1. NMR is the most important spectroscopic tool in the elucidation of the structuresof organic molecules.
2. Spectroscopy is possible because molecules exist in various energetic forms, those at lower energy being convertible into states of higher energy by absorption of discrete quanta of electromagnetic radiation.
3. NMR is possible because certain nuclei, especially 1H and 13C, when exposed to a strong magnetic field, align with it (α) or against it (β).The α-to- β transition can be effected by radiofrequency radiation, leading to resonance and a spectrum with characteristic absorptions. The higher the external field strength, the higher the resonance frequency. For example, a magnetic field of 7.05 T causes hydrogen to absorb at 300 MHz, a magnetic field of 14.1 T causes it to absorb at 600 MHz.
4. High-resolution NMR allows for the differentiation of hydrogen and carbon nuclei in different chemical environments. Their characteristic positions in the spectrum are measured as the chemical shift, δ, in ppm from an internal standard, tetramethylsilane.
5. The chemical shift is highly dependent on the presence (causing shielding) or absence (causing deshielding) of electron density. Shielding results in relatively high-field peaks [to the right, toward (CH3)4Si], deshielding in low-field ones. Therefore, electron-donor substituents shield, and electron-withdrawing components deshield.

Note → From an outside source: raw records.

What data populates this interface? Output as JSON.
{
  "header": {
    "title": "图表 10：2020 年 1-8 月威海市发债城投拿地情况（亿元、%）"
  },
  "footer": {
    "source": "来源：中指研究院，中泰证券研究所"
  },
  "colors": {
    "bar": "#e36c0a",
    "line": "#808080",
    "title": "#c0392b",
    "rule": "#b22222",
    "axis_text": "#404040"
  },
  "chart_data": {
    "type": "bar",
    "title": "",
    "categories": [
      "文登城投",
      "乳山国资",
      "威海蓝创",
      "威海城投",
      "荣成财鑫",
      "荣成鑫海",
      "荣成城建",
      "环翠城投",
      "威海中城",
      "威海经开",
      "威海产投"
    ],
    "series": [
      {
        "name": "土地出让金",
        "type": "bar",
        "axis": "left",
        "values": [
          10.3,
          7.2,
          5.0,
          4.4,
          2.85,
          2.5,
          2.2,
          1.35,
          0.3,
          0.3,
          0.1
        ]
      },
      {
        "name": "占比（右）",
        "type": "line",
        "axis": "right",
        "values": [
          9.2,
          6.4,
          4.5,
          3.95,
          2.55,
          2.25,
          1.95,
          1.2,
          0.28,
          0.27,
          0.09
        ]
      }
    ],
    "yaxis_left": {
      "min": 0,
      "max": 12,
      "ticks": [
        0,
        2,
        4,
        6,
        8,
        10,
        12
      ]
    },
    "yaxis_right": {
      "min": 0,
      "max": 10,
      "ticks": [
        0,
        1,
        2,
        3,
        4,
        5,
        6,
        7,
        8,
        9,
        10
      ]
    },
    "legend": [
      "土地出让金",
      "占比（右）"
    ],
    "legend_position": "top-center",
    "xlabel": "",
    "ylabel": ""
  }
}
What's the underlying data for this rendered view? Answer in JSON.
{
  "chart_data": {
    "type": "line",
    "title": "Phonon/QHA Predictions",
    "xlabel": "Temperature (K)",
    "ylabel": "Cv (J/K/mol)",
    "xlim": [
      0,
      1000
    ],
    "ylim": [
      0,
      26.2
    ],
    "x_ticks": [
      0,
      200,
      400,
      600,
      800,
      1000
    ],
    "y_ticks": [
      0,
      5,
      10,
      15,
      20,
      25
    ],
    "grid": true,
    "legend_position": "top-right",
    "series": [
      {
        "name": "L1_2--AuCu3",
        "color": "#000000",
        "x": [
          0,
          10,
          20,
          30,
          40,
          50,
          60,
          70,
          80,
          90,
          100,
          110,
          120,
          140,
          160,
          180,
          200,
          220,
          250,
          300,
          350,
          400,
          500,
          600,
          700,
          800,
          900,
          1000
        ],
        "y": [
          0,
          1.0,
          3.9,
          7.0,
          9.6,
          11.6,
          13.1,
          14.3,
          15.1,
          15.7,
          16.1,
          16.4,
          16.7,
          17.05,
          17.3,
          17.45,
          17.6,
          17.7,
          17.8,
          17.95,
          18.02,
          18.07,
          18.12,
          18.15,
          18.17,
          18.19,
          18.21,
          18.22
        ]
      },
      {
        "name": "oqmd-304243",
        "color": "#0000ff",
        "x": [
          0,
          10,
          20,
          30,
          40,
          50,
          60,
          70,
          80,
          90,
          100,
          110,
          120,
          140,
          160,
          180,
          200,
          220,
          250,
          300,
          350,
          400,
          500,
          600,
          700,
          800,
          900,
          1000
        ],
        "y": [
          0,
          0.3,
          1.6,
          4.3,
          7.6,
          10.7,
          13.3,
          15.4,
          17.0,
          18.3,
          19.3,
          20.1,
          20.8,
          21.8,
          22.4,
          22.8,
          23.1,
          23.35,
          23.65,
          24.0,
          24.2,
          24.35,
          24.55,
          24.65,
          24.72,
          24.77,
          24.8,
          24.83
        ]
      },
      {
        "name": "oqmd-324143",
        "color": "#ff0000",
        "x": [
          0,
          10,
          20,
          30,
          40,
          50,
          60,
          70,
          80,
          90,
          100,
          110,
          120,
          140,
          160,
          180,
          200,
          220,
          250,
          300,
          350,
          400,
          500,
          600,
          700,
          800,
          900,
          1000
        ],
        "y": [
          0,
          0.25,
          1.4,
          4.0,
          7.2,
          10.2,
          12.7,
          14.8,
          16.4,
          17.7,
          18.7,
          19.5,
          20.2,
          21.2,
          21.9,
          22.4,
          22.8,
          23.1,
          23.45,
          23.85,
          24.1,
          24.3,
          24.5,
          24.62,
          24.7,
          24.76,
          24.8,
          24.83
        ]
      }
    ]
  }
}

The protons on the heteroatoms of alcohols, thiols, and amines show variable chemical shifts and often appear as broad peaks because of hydrogen bonding and exchange.
6. Chemically equivalent hydrogens and carbons have the same chemical shift. Equivalence is best stablished by the application of symmetry operations, such as those using mirror planes and rotations.
7. The number of hydrogens giving rise to a peak is measured by integration.
8. The number of hydrogen neighbors of a nucleus is given by the spin – spin splitting pattern of its NMR resonance, following the N + 1 rule. Equivalent hydrogens show no mutual spin – spin splitting.
9. When the chemical-shift difference between coupled hydrogens is comparable to their coupling constant, non-first-order spectra with complicated patterns are observed.
10. When the constants for coupling to nonequivalent types of neighboring hydrogens are different, the N +1 rule is applied sequentially.
11. Carbon NMR utilizes the low-abundance 13C isotope. Carbon – carbon coupling is not observed in ordinary 13C spectra. Carbon – hydrogen coupling can be removed by proton decoupling, thereby simplifying most 13C spectra to a collection of single peaks.
12. DEPT 13C NMR allows the assignment of absorptions to CH3, CH2, CH, and quaternary carbons, respectively.